Collect, reconcile, freeze
Every study begins as a CSV corpus. Where a study draws on Wikidata, a build-time bridge sends its recorded SPARQL query to the Wikidata Query Service, normalises the result onto the study's columns, and freezes it as the published CSV. This step is deliberate and occasional — it is never run in the browser or on every deploy.
The publish step is pure and networkless: it parses the frozen CSV, emits one GeoJSON feature per record (with every column preserved as a property), renders a static thumbnail, and computes the record count and centroid. Adding a study is therefore just committing a folder — no code changes.
Stable identifiers, declared derivations
Named entities are reconciled against Wikidata to attach Q-identifiers and to resolve coordinate locations (P625, returned as WKT and split into longitude/latitude) and inception dates (P571, reduced to a year). Coordinates are expressed in decimal degrees on the WGS 84 datum.
When an attribute is not asserted in the source but can be inferred, the derivation is declared in the manifest rather than hidden in code. For the Mosques of China, for example, the ruling dynasty is derived from the foundation year against the imperial succession — and the study page says so. Honest provenance is a requirement, not a courtesy.

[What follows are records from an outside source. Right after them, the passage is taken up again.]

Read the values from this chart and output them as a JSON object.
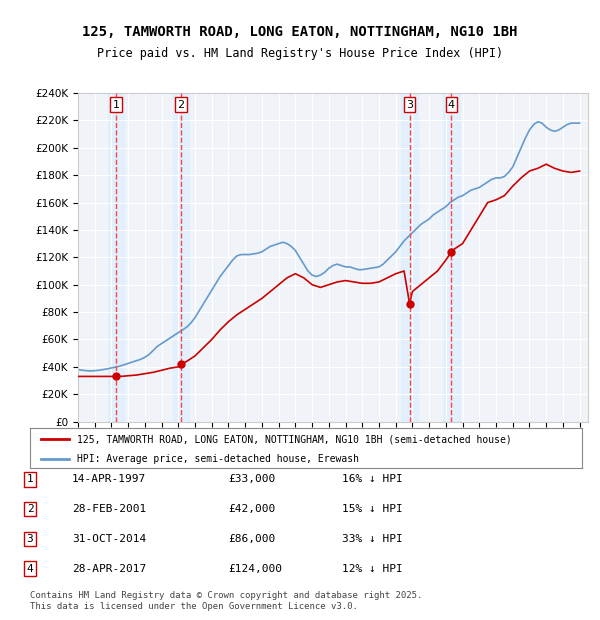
{
  "title": "125, TAMWORTH ROAD, LONG EATON, NOTTINGHAM, NG10 1BH",
  "subtitle": "Price paid vs. HM Land Registry's House Price Index (HPI)",
  "xlabel": "",
  "ylabel": "",
  "ylim": [
    0,
    240000
  ],
  "xlim_start": 1995.0,
  "xlim_end": 2025.5,
  "yticks": [
    0,
    20000,
    40000,
    60000,
    80000,
    100000,
    120000,
    140000,
    160000,
    180000,
    200000,
    220000,
    240000
  ],
  "ytick_labels": [
    "£0",
    "£20K",
    "£40K",
    "£60K",
    "£80K",
    "£100K",
    "£120K",
    "£140K",
    "£160K",
    "£180K",
    "£200K",
    "£220K",
    "£240K"
  ],
  "transactions": [
    {
      "num": 1,
      "date": "14-APR-1997",
      "year": 1997.28,
      "price": 33000,
      "label": "16% ↓ HPI"
    },
    {
      "num": 2,
      "date": "28-FEB-2001",
      "year": 2001.16,
      "price": 42000,
      "label": "15% ↓ HPI"
    },
    {
      "num": 3,
      "date": "31-OCT-2014",
      "year": 2014.83,
      "price": 86000,
      "label": "33% ↓ HPI"
    },
    {
      "num": 4,
      "date": "28-APR-2017",
      "year": 2017.33,
      "price": 124000,
      "label": "12% ↓ HPI"
    }
  ],
  "legend_property": "125, TAMWORTH ROAD, LONG EATON, NOTTINGHAM, NG10 1BH (semi-detached house)",
  "legend_hpi": "HPI: Average price, semi-detached house, Erewash",
  "property_color": "#cc0000",
  "hpi_color": "#6699cc",
  "vline_color": "#ff4444",
  "marker_color": "#cc0000",
  "shading_color": "#ddeeff",
  "footer": "Contains HM Land Registry data © Crown copyright and database right 2025.\nThis data is licensed under the Open Government Licence v3.0.",
  "hpi_data_x": [
    1995.0,
    1995.25,
    1995.5,
    1995.75,
    1996.0,
    1996.25,
    1996.5,
    1996.75,
    1997.0,
    1997.25,
    1997.5,
    1997.75,
    1998.0,
    1998.25,
    1998.5,
    1998.75,
    1999.0,
    1999.25,
    1999.5,
    1999.75,
    2000.0,
    2000.25,
    2000.5,
    2000.75,
    2001.0,
    2001.25,
    2001.5,
    2001.75,
    2002.0,
    2002.25,
    2002.5,
    2002.75,
    2003.0,
    2003.25,
    2003.5,
    2003.75,
    2004.0,
    2004.25,
    2004.5,
    2004.75,
    2005.0,
    2005.25,
    2005.5,
    2005.75,
    2006.0,
    2006.25,
    2006.5,
    2006.75,
    2007.0,
    2007.25,
    2007.5,
    2007.75,
    2008.0,
    2008.25,
    2008.5,
    2008.75,
    2009.0,
    2009.25,
    2009.5,
    2009.75,
    2010.0,
    2010.25,
    2010.5,
    2010.75,
    2011.0,
    2011.25,
    2011.5,
    2011.75,
    2012.0,
    2012.25,
    2012.5,
    2012.75,
    2013.0,
    2013.25,
    2013.5,
    2013.75,
    2014.0,
    2014.25,
    2014.5,
    2014.75,
    2015.0,
    2015.25,
    2015.5,
    2015.75,
    2016.0,
    2016.25,
    2016.5,
    2016.75,
    2017.0,
    2017.25,
    2017.5,
    2017.75,
    2018.0,
    2018.25,
    2018.5,
    2018.75,
    2019.0,
    2019.25,
    2019.5,
    2019.75,
    2020.0,
    2020.25,
    2020.5,
    2020.75,
    2021.0,
    2021.25,
    2021.5,
    2021.75,
    2022.0,
    2022.25,
    2022.5,
    2022.75,
    2023.0,
    2023.25,
    2023.5,
    2023.75,
    2024.0,
    2024.25,
    2024.5,
    2024.75,
    2025.0
  ],
  "hpi_data_y": [
    38000,
    37500,
    37200,
    37000,
    37200,
    37500,
    38000,
    38500,
    39200,
    39800,
    40500,
    41500,
    42500,
    43500,
    44500,
    45500,
    47000,
    49000,
    52000,
    55000,
    57000,
    59000,
    61000,
    63000,
    65000,
    67000,
    69000,
    72000,
    76000,
    81000,
    86000,
    91000,
    96000,
    101000,
    106000,
    110000,
    114000,
    118000,
    121000,
    122000,
    122000,
    122000,
    122500,
    123000,
    124000,
    126000,
    128000,
    129000,
    130000,
    131000,
    130000,
    128000,
    125000,
    120000,
    115000,
    110000,
    107000,
    106000,
    107000,
    109000,
    112000,
    114000,
    115000,
    114000,
    113000,
    113000,
    112000,
    111000,
    111000,
    111500,
    112000,
    112500,
    113000,
    115000,
    118000,
    121000,
    124000,
    128000,
    132000,
    135000,
    138000,
    141000,
    144000,
    146000,
    148000,
    151000,
    153000,
    155000,
    157000,
    160000,
    162000,
    164000,
    165000,
    167000,
    169000,
    170000,
    171000,
    173000,
    175000,
    177000,
    178000,
    178000,
    179000,
    182000,
    186000,
    193000,
    200000,
    207000,
    213000,
    217000,
    219000,
    218000,
    215000,
    213000,
    212000,
    213000,
    215000,
    217000,
    218000,
    218000,
    218000
  ],
  "property_data_x": [
    1995.0,
    1995.5,
    1996.0,
    1996.5,
    1997.0,
    1997.28,
    1997.5,
    1997.75,
    1998.0,
    1998.5,
    1999.0,
    1999.5,
    2000.0,
    2000.5,
    2001.0,
    2001.16,
    2001.5,
    2002.0,
    2002.5,
    2003.0,
    2003.5,
    2004.0,
    2004.5,
    2005.0,
    2005.5,
    2006.0,
    2006.5,
    2007.0,
    2007.5,
    2008.0,
    2008.5,
    2009.0,
    2009.5,
    2010.0,
    2010.5,
    2011.0,
    2011.5,
    2012.0,
    2012.5,
    2013.0,
    2013.5,
    2014.0,
    2014.5,
    2014.83,
    2015.0,
    2015.5,
    2016.0,
    2016.5,
    2017.0,
    2017.33,
    2017.5,
    2018.0,
    2018.5,
    2019.0,
    2019.5,
    2020.0,
    2020.5,
    2021.0,
    2021.5,
    2022.0,
    2022.5,
    2023.0,
    2023.5,
    2024.0,
    2024.5,
    2025.0
  ],
  "property_data_y": [
    33000,
    33000,
    33000,
    33000,
    33000,
    33000,
    33000,
    33200,
    33500,
    34000,
    35000,
    36000,
    37500,
    39000,
    40000,
    42000,
    44000,
    48000,
    54000,
    60000,
    67000,
    73000,
    78000,
    82000,
    86000,
    90000,
    95000,
    100000,
    105000,
    108000,
    105000,
    100000,
    98000,
    100000,
    102000,
    103000,
    102000,
    101000,
    101000,
    102000,
    105000,
    108000,
    110000,
    86000,
    95000,
    100000,
    105000,
    110000,
    118000,
    124000,
    126000,
    130000,
    140000,
    150000,
    160000,
    162000,
    165000,
    172000,
    178000,
    183000,
    185000,
    188000,
    185000,
    183000,
    182000,
    183000
  ]
}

Frozen data, recorded query, access date
Each Wikidata-sourced study records the executed query, the endpoint, the access timestamp, the number of rows returned, and a hash of the query. Together these constitute a reproducibility statement: a reader can re-run the query, compare the row count, and see whether the published edition is still current. Datasets are versioned by their last-revised date.
Choosing a map type
The engine renders six base layer types. Each manifest declares which to use, so the same code serves every study:
- scatter
- Discrete located entities — sites, foundations, institutions. The default for gazetteer-style corpora.
- arc
- Source-to-target flows — campaigns, trade routes, colonial foundations. Each record is an origin and a destination.
- heatmap
- Continuous density from points — where a phenomenon concentrates, optionally weighted.
- contour
- Iso-intensity bands from weighted points — gradients and frontiers as a continuous surface.
- choropleth
- A value graded across polygons — a quantity per administrative or historical region.
- trips
- Time-animated paths — movement traced along routes over a temporal span.
Verification, provenance, DOI
Positions are confirmed against published gazetteers; the geographic extent of an edition reflects the documented reach of its sources rather than any modern boundary. Every study carries a recommended citation and a DOI, and distributes its data under CC BY 4.0, with Wikidata enrichment under CC0 and the cartography and code under MIT.